Billy McBryde
- Born: Billy McBryde 24 October 1996 (age 29) Carmarthen, Wales
- Height: 177 cm (5 ft 10 in)
- Weight: 93 kg (14 st 9 lb)
- School: Coleg Sir Gâr
- Notable relative: Robin McBryde (father)

Rugby union career
- Position: Fly-half
- Current team: RGC 1404

Senior career
- Years: Team / Apps / (Points)
- 2015–2018: Llanelli / 32 / (176)
- 2016–2018: Scarlets / 7 / (14)
- 2018–2020: RGC 1404
- 2020–2024: Doncaster Knights / 75 / (106)
- 2024–: RGC 1404
- 2026: → Scarlets (loan) / 1 / (0)

International career
- Years: Team / Apps / (Points)
- 2016: Wales U20 / 7 / (14)

= Billy McBryde =

Welsh rugby union footballer

Billy McBryde (born 24 October 1996) is a Welsh rugby union player. A fly-half, although he has previously played centre too, he plays for the RGC 1404. His father is former Wales international hooker Robin McBryde.

== Professional career ==

=== Club career ===
McBryde made his debut as an 18-year-old for Llanelli, as a substitute against Cross Keys. A year-and-a-half later, he made his Scarlets debut as a substitute in a 44–21 win over Bath in the Anglo-Welsh Cup.

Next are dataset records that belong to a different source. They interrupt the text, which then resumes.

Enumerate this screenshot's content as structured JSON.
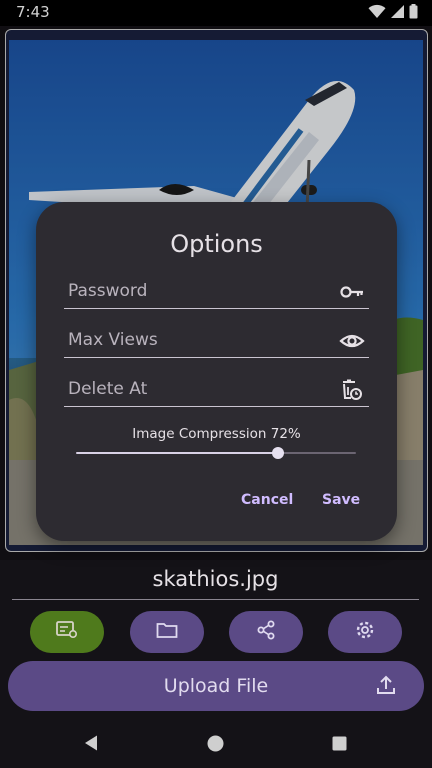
{
  "status_bar": {
    "time": "7:43",
    "icons": [
      "wifi-icon",
      "signal-icon",
      "battery-icon"
    ]
  },
  "dialog": {
    "title": "Options",
    "fields": [
      {
        "name": "password",
        "placeholder": "Password",
        "icon": "key-icon"
      },
      {
        "name": "max-views",
        "placeholder": "Max Views",
        "icon": "eye-icon"
      },
      {
        "name": "delete-at",
        "placeholder": "Delete At",
        "icon": "delete-clock-icon"
      }
    ],
    "compression": {
      "label": "Image Compression 72%",
      "value": 0.72
    },
    "cancel_label": "Cancel",
    "save_label": "Save"
  },
  "file": {
    "name": "skathios.jpg"
  },
  "actions": [
    {
      "name": "image-options-button",
      "icon": "image-settings-icon",
      "selected": true
    },
    {
      "name": "open-folder-button",
      "icon": "folder-icon",
      "selected": false
    },
    {
      "name": "share-button",
      "icon": "share-icon",
      "selected": false
    },
    {
      "name": "settings-button",
      "icon": "gear-icon",
      "selected": false
    }
  ],
  "upload": {
    "label": "Upload File",
    "icon": "upload-icon"
  },
  "nav": [
    "back-icon",
    "home-icon",
    "recents-icon"
  ],
  "colors": {
    "accent": "#d0bcff",
    "selected_action": "#4f7a1c",
    "action_button": "#5b4a86",
    "dialog_surface": "#2d2b31"
  }
}
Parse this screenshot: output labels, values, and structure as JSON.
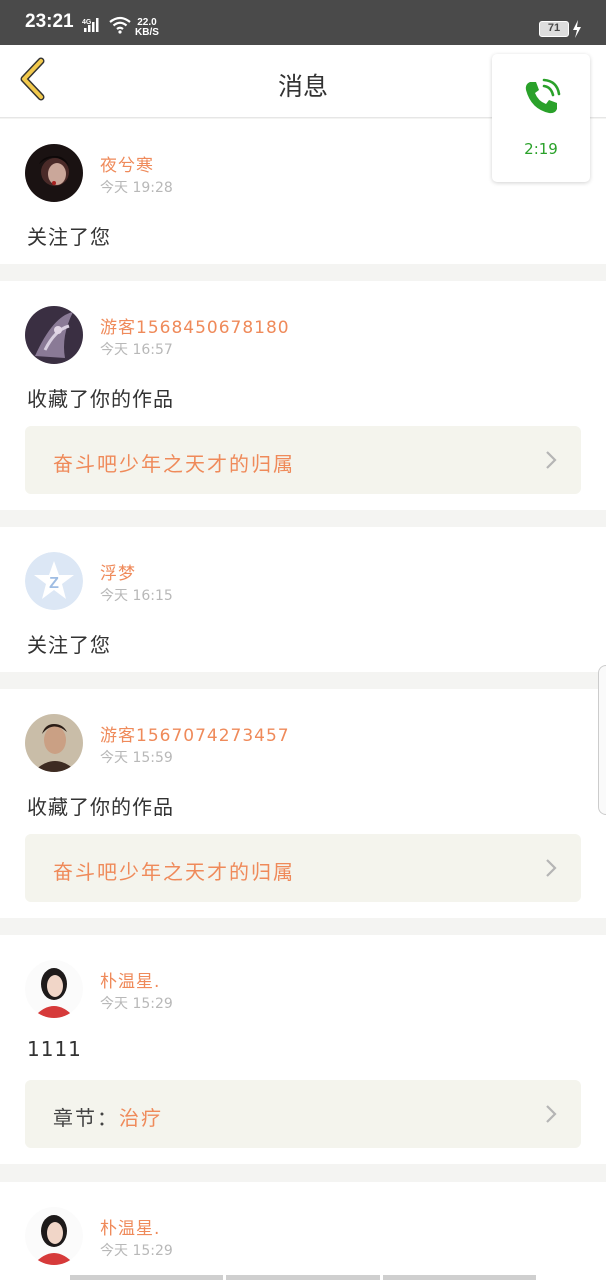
{
  "status_bar": {
    "time": "23:21",
    "network_type": "4G",
    "net_speed_value": "22.0",
    "net_speed_unit": "KB/S",
    "battery": "71"
  },
  "header": {
    "title": "消息",
    "back_icon": "chevron-left-icon"
  },
  "call_widget": {
    "icon": "phone-icon",
    "duration": "2:19"
  },
  "colors": {
    "accent": "#ef8a5a",
    "call_green": "#2aa12a",
    "back_yellow": "#f2c94c"
  },
  "messages": [
    {
      "user": "夜兮寒",
      "time": "今天 19:28",
      "action": "关注了您",
      "work": null
    },
    {
      "user": "游客1568450678180",
      "time": "今天 16:57",
      "action": "收藏了你的作品",
      "work": {
        "prefix": "",
        "title": "奋斗吧少年之天才的归属"
      }
    },
    {
      "user": "浮梦",
      "time": "今天 16:15",
      "action": "关注了您",
      "work": null
    },
    {
      "user": "游客1567074273457",
      "time": "今天 15:59",
      "action": "收藏了你的作品",
      "work": {
        "prefix": "",
        "title": "奋斗吧少年之天才的归属"
      }
    },
    {
      "user": "朴温星.",
      "time": "今天 15:29",
      "action": "1111",
      "work": {
        "prefix": "章节：",
        "title": "治疗"
      }
    },
    {
      "user": "朴温星.",
      "time": "今天 15:29",
      "action": "",
      "work": null
    }
  ]
}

He was released at the end of the 2017–18 Pro14 season, and joined RGC 1404.

McBryde joined Doncaster Knights in June 2020, and extended his contract in May 2023. McBryde rejoined RGC 1404 in 2024.

McBryde rejoined the Scarlets on loan on 26 January 2026, as cover during the Six Nations.

===International career===
He was selected in the Wales U20 for the 2016 Six Nations Under 20s Championship. His debut came in the opening game against Scotland U20. McBryde came on in the 79th minute, and immediately scored a penalty to win the game for Wales. He was selected again for the 2016 World Rugby Under 20 Championship, and made a further three appearances for the U20s.